The point of having strings be immutable is that I know that if I have a reference to a string, that string can never change. This is a very useful guarantee when passing strings around. If we didn't have this guarantee, we'd be copying strings all the time just to protect ourselves from someone modifying them. For instance, consider a standard setter function for a name property:
void setName(String n) {
this.name = n;
}
If strings weren't immutable, we'd have to do this:
void setName(String n) {
this.name = new String(n); // Blech, duplication
}
...so that we know our copy of the string won't change in ways we don't expect it to. This would result in a lot of duplication of string data in memory, most of it unnecessary, and so the designers of Java quite intelligently decided that strings would be immutable, and any changes you might want would create a new string rather than modifying the old one in-place. (You can get modify-in-place behavior for those situations that really warrant it by using char[] instead.)
Regarding your separate question about the difference between str = "abc"; and str = new String("abc"), the difference is that the latter (using the constructor) is guaranteed to return a new reference, whereas the former is not. E.g.:
String a = "abc";
String b = "abc";
String c = new String("abc");
a == b (checking whether the references match, not the strings) will be true, because literal strings are interned. a == c is guaranteed to be false, because we used the constructor for c. a.equals(b) and a.equals(c) will both be true, because a, b, and c all refer to equivalent strings.

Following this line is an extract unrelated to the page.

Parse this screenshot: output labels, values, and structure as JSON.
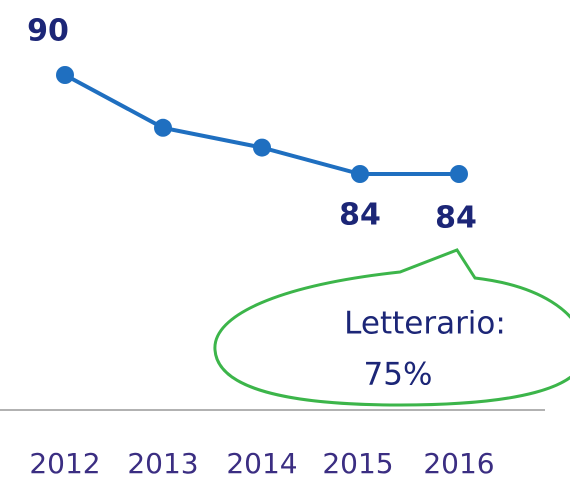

If Strings are immutable then below
statement should have compilation
error!
You are misunderstanding the immutability concept. Look at Prasoon's answer.

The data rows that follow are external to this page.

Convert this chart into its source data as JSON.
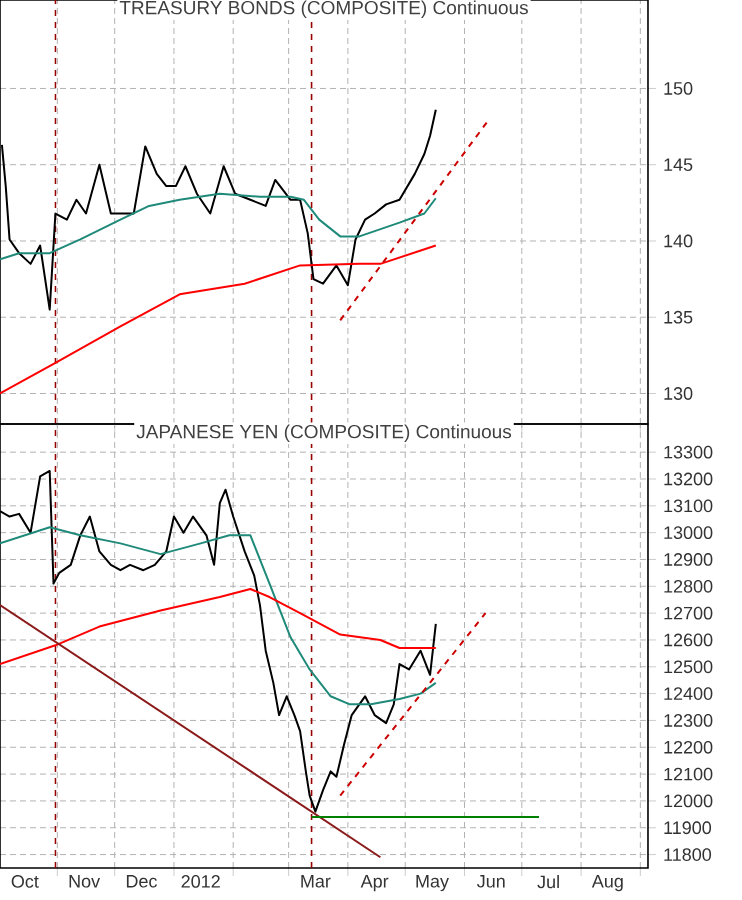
{
  "chart_data": [
    {
      "type": "line",
      "title": "TREASURY BONDS (COMPOSITE) Continuous",
      "xlim": [
        "2011-10-02",
        "2012-09-05"
      ],
      "ylim": [
        128,
        155.8
      ],
      "yticks": [
        130,
        135,
        140,
        145,
        150
      ],
      "grid": true,
      "tick_labels": "y",
      "xticks": [
        {
          "value": "2011-11-01",
          "label": null
        },
        {
          "value": "2011-12-01",
          "label": null
        },
        {
          "value": "2012-01-01",
          "label": null
        },
        {
          "value": "2012-02-01",
          "label": null
        },
        {
          "value": "2012-03-01",
          "label": null
        },
        {
          "value": "2012-04-01",
          "label": null
        },
        {
          "value": "2012-05-01",
          "label": null
        },
        {
          "value": "2012-06-01",
          "label": null
        },
        {
          "value": "2012-07-01",
          "label": null
        },
        {
          "value": "2012-08-01",
          "label": null
        },
        {
          "value": "2012-09-01",
          "label": null
        }
      ],
      "ref_lines": [
        {
          "axis": "x",
          "value": "2011-10-31",
          "color": "#990000",
          "line_style": "dashed"
        },
        {
          "axis": "x",
          "value": "2012-03-13",
          "color": "#990000",
          "line_style": "dashed"
        }
      ],
      "series": [
        {
          "color": "#000000",
          "x": [
            "2011-10-03",
            "2011-10-05",
            "2011-10-07",
            "2011-10-12",
            "2011-10-18",
            "2011-10-23",
            "2011-10-28",
            "2011-10-31",
            "2011-11-06",
            "2011-11-11",
            "2011-11-16",
            "2011-11-23",
            "2011-11-29",
            "2011-12-04",
            "2011-12-11",
            "2011-12-17",
            "2011-12-23",
            "2011-12-28",
            "2012-01-02",
            "2012-01-07",
            "2012-01-13",
            "2012-01-20",
            "2012-01-27",
            "2012-02-02",
            "2012-02-10",
            "2012-02-18",
            "2012-02-23",
            "2012-03-02",
            "2012-03-07",
            "2012-03-11",
            "2012-03-14",
            "2012-03-19",
            "2012-03-26",
            "2012-04-01",
            "2012-04-05",
            "2012-04-10",
            "2012-04-15",
            "2012-04-21",
            "2012-04-28",
            "2012-05-06",
            "2012-05-11",
            "2012-05-14",
            "2012-05-17"
          ],
          "values": [
            146.3,
            143.6,
            140.1,
            139.2,
            138.5,
            139.7,
            135.5,
            141.8,
            141.4,
            142.7,
            141.8,
            145.0,
            141.8,
            141.8,
            141.8,
            146.2,
            144.4,
            143.6,
            143.6,
            144.9,
            143.1,
            141.8,
            144.9,
            143.1,
            142.7,
            142.3,
            144.0,
            142.7,
            142.7,
            140.5,
            137.5,
            137.2,
            138.4,
            137.1,
            140.1,
            141.4,
            141.8,
            142.4,
            142.7,
            144.4,
            145.7,
            146.9,
            148.6
          ]
        },
        {
          "color": "#1f8a7a",
          "x": [
            "2011-10-02",
            "2011-10-12",
            "2011-10-28",
            "2011-11-13",
            "2011-12-04",
            "2011-12-19",
            "2012-01-04",
            "2012-01-25",
            "2012-02-15",
            "2012-03-02",
            "2012-03-09",
            "2012-03-17",
            "2012-03-28",
            "2012-04-07",
            "2012-04-28",
            "2012-05-11",
            "2012-05-17"
          ],
          "values": [
            138.8,
            139.2,
            139.2,
            140.1,
            141.4,
            142.3,
            142.7,
            143.1,
            142.9,
            142.9,
            142.7,
            141.4,
            140.3,
            140.3,
            141.2,
            141.8,
            142.8
          ]
        },
        {
          "color": "#ff0000",
          "x": [
            "2011-10-02",
            "2011-10-31",
            "2011-12-04",
            "2012-01-04",
            "2012-02-07",
            "2012-03-07",
            "2012-04-07",
            "2012-04-18",
            "2012-05-17"
          ],
          "values": [
            130.0,
            132.0,
            134.4,
            136.5,
            137.2,
            138.4,
            138.5,
            138.5,
            139.7
          ]
        },
        {
          "color": "#cc0000",
          "line_style": "dashed",
          "x": [
            "2012-03-28",
            "2012-06-14"
          ],
          "values": [
            134.8,
            148.0
          ]
        }
      ]
    },
    {
      "type": "line",
      "title": "JAPANESE YEN (COMPOSITE) Continuous",
      "xlim": [
        "2011-10-02",
        "2012-09-05"
      ],
      "ylim": [
        11750,
        13405
      ],
      "yticks": [
        11800,
        11900,
        12000,
        12100,
        12200,
        12300,
        12400,
        12500,
        12600,
        12700,
        12800,
        12900,
        13000,
        13100,
        13200,
        13300
      ],
      "grid": true,
      "xticks": [
        {
          "value": "2011-10-15",
          "label": "Oct"
        },
        {
          "value": "2011-11-01",
          "label": null
        },
        {
          "value": "2011-11-15",
          "label": "Nov"
        },
        {
          "value": "2011-12-01",
          "label": null
        },
        {
          "value": "2011-12-15",
          "label": "Dec"
        },
        {
          "value": "2012-01-01",
          "label": null
        },
        {
          "value": "2012-01-15",
          "label": "2012"
        },
        {
          "value": "2012-02-01",
          "label": null
        },
        {
          "value": "2012-03-01",
          "label": null
        },
        {
          "value": "2012-03-15",
          "label": "Mar"
        },
        {
          "value": "2012-04-01",
          "label": null
        },
        {
          "value": "2012-04-15",
          "label": "Apr"
        },
        {
          "value": "2012-05-01",
          "label": null
        },
        {
          "value": "2012-05-15",
          "label": "May"
        },
        {
          "value": "2012-06-01",
          "label": null
        },
        {
          "value": "2012-06-15",
          "label": "Jun"
        },
        {
          "value": "2012-07-01",
          "label": null
        },
        {
          "value": "2012-07-15",
          "label": "Jul"
        },
        {
          "value": "2012-08-01",
          "label": null
        },
        {
          "value": "2012-08-15",
          "label": "Aug"
        },
        {
          "value": "2012-09-01",
          "label": null
        }
      ],
      "ref_lines": [
        {
          "axis": "x",
          "value": "2011-10-31",
          "color": "#990000",
          "line_style": "dashed"
        },
        {
          "axis": "x",
          "value": "2012-03-13",
          "color": "#990000",
          "line_style": "dashed"
        }
      ],
      "series": [
        {
          "color": "#000000",
          "x": [
            "2011-10-02",
            "2011-10-07",
            "2011-10-12",
            "2011-10-18",
            "2011-10-23",
            "2011-10-28",
            "2011-10-30",
            "2011-11-02",
            "2011-11-08",
            "2011-11-13",
            "2011-11-18",
            "2011-11-23",
            "2011-11-29",
            "2011-12-04",
            "2011-12-09",
            "2011-12-16",
            "2011-12-22",
            "2011-12-28",
            "2012-01-01",
            "2012-01-06",
            "2012-01-11",
            "2012-01-18",
            "2012-01-22",
            "2012-01-25",
            "2012-01-28",
            "2012-02-01",
            "2012-02-07",
            "2012-02-12",
            "2012-02-15",
            "2012-02-18",
            "2012-02-22",
            "2012-02-25",
            "2012-02-29",
            "2012-03-04",
            "2012-03-07",
            "2012-03-10",
            "2012-03-12",
            "2012-03-15",
            "2012-03-19",
            "2012-03-23",
            "2012-03-26",
            "2012-03-30",
            "2012-04-03",
            "2012-04-07",
            "2012-04-10",
            "2012-04-15",
            "2012-04-21",
            "2012-04-25",
            "2012-04-28",
            "2012-05-03",
            "2012-05-09",
            "2012-05-14",
            "2012-05-17"
          ],
          "values": [
            13080,
            13060,
            13070,
            13000,
            13210,
            13230,
            12810,
            12850,
            12880,
            12990,
            13060,
            12930,
            12880,
            12860,
            12880,
            12860,
            12880,
            12930,
            13060,
            13000,
            13060,
            12990,
            12880,
            13110,
            13160,
            13060,
            12930,
            12840,
            12730,
            12560,
            12440,
            12320,
            12390,
            12320,
            12260,
            12110,
            12020,
            11960,
            12040,
            12110,
            12090,
            12210,
            12320,
            12360,
            12390,
            12320,
            12290,
            12360,
            12510,
            12490,
            12560,
            12470,
            12660
          ]
        },
        {
          "color": "#1f8a7a",
          "x": [
            "2011-10-02",
            "2011-10-28",
            "2011-11-13",
            "2011-12-04",
            "2011-12-25",
            "2012-01-15",
            "2012-01-30",
            "2012-02-10",
            "2012-02-20",
            "2012-03-02",
            "2012-03-12",
            "2012-03-23",
            "2012-04-02",
            "2012-04-13",
            "2012-04-28",
            "2012-05-09",
            "2012-05-17"
          ],
          "values": [
            12960,
            13020,
            12990,
            12960,
            12920,
            12960,
            12990,
            12990,
            12810,
            12610,
            12490,
            12390,
            12360,
            12360,
            12380,
            12400,
            12440
          ]
        },
        {
          "color": "#ff0000",
          "x": [
            "2011-10-02",
            "2011-10-31",
            "2011-11-23",
            "2011-12-25",
            "2012-01-25",
            "2012-02-10",
            "2012-02-20",
            "2012-03-07",
            "2012-03-28",
            "2012-04-18",
            "2012-04-28",
            "2012-05-17"
          ],
          "values": [
            12510,
            12580,
            12650,
            12710,
            12760,
            12790,
            12760,
            12700,
            12620,
            12600,
            12570,
            12570
          ]
        },
        {
          "color": "#8b1a1a",
          "x": [
            "2011-10-02",
            "2012-04-18"
          ],
          "values": [
            12730,
            11790
          ]
        },
        {
          "color": "#008000",
          "x": [
            "2012-03-13",
            "2012-07-10"
          ],
          "values": [
            11940,
            11940
          ]
        },
        {
          "color": "#cc0000",
          "line_style": "dashed",
          "x": [
            "2012-03-28",
            "2012-06-12"
          ],
          "values": [
            12020,
            12700
          ]
        }
      ]
    }
  ]
}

String immutability means you cannot alter the contents inside the string.
String a = "hello";
String b = "hello";
System.out.println(a==b); // returns true.
Here both a and b both string literals refer the same object.
What is the difference between two
instantiations ?
String a = "hello";
String b = "hello";
System.out.println(a==b); // returns true.
Both refer to same String literal.
String a = new String("hello");
String b = new String("hello");
System.out.println(a==b); // returns false.
Two different String Objects are created.
String str = "xyz";
is an internal cached string instance.
String str = new String("xyz");
is a new object not instanciated from the cache
As side fact notice the following behaviour ...
"xyz" == "xyz" evals true
new String("xyz") == new String("xyz") evals false
new String("xyz").equals(new String("xyz")) evals true
notice also that == in Java compares object references.